Hahnemanns wichtigste Arbeiten – die Chronischen Krankheiten und die dritte bis fünfte Organon-Auflage – befassen sich in dieser Zeit mit Ursache und Behandlung chronischer Erkrankungen. Allerdings werden viele der jetzt von Hahnemann gelehrten Anschauun­gen nicht mehr von allen homöopathischen Ärzten nachvollzogen. Nicht nur seine Ansichten über Ursprung, Verlauf und Behandlung chronischer Krankheiten (bekannt geworden als Psora-Theorie), sondern auch die immer höheren Potenzierungen, die Hahnemann empfiehlt, fordern Widerspruch heraus. Es kommt sogar zu heftigen, öffentlich ausgetragenen Streitereien innerhalb der Homöopathenschaft, an deren unsachlichem Ton Hahnemann nicht ganz unschuldig ist. Die wenigen noch treu ergebenen Schüler leben außerdem weit entfernt, sodass ein regelmäßiger Kontakt fast nur noch schriftlich möglich ist.

Auch sonst ist die Zeit in Köthen für Hahnemann eine Zeit großer Isolation, nicht nur in persönlicher, sondern auch in wissenschaftlicher Hinsicht. Die aktuellen Entwicklungen der Medizin nimmt er kaum noch wahr, selbst Fachzeitschriften liest er keine mehr. Unermüdlich kümmert er sich aus­schließlich um die Ausarbeitung der Homöopathie und feilt verbissen-einsiedlerisch an ihrer Weiterentwicklung. Besonders einsam wird es um Hahnemann, als seine Ehefrau im Mai 1830 verstirbt.

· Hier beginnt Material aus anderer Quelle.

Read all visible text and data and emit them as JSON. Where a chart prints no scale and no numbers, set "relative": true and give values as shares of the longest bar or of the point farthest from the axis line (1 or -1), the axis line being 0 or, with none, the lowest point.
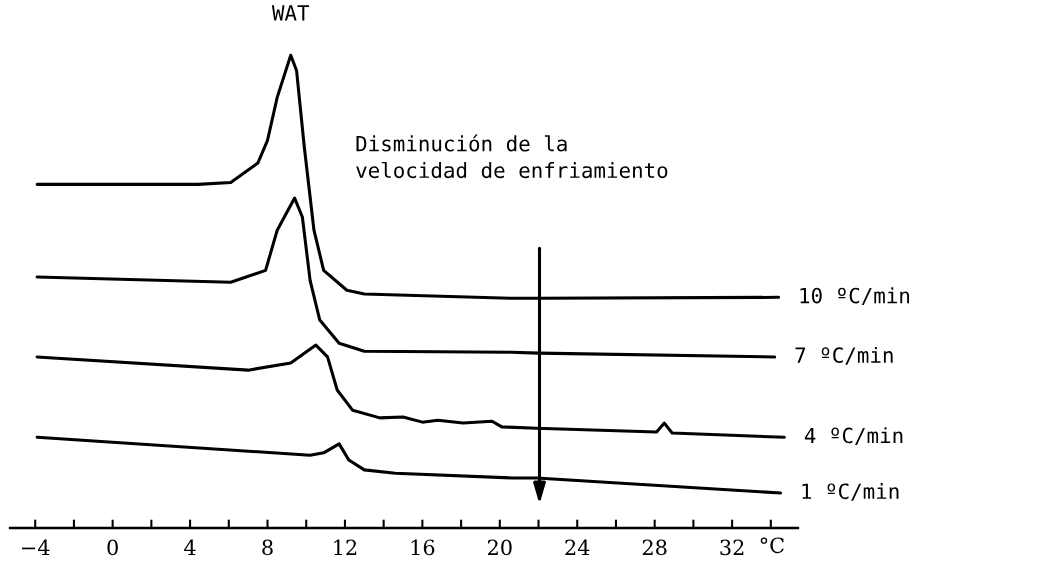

Aber dann kommt alles noch einmal ganz anders: Am 7. Oktober 1834 trifft ein eleganter junger Herr aus der Weltstadt Paris im biederen Köthen ein. Die filmreife Wendung nimmt ihren Verlauf. Am nächsten Tag entpuppt sich der Mann als die 34-jährige Mélanie d´Hervilly, eine Malerin und Dichterin aus einem der ältesten Adelsgeschlechter Frankreichs. Mélanie erbittet unverzüglich Hahnemanns ärztliche Hilfe. Nun überstürzen sich die Ereignisse. Der 79-Jährige macht ihr schon drei Tage später einen Heiratsantrag, den Mélanie erfreut annimmt. Am 18. Januar 1835 wird unter den kritischen Augen der Köthener Gesellschaft Hochzeit gefeiert. Nur fünf Monate später, am 7. Juni, auf den Tag genau 14 Jahre nach Hahnemanns Ankunft in Köthen, reist das ungleiche Paar nach Paris ab.

Paris

Paris ist in der ersten Hälfte des 19. Jahrhunderts die wohl bedeutendste Metropole des gesellschaftlichen und wissenschaftlichen Lebens der westlichen Welt. Hahnemann nutzt die einmalige Chance, die Homöopathie in Paris zu etablieren, indem er sich entgegen seiner ursprünglichen Planung nicht zur Ruhe setzt, sondern weiterhin tatkräftig praktiziert. Schon bald blüht seine Praxis wieder wie zu besten Köthener Zeiten, was auch damit zusammenhängt, dass ihm seine junge Gattin dynamisch zu Seite steht.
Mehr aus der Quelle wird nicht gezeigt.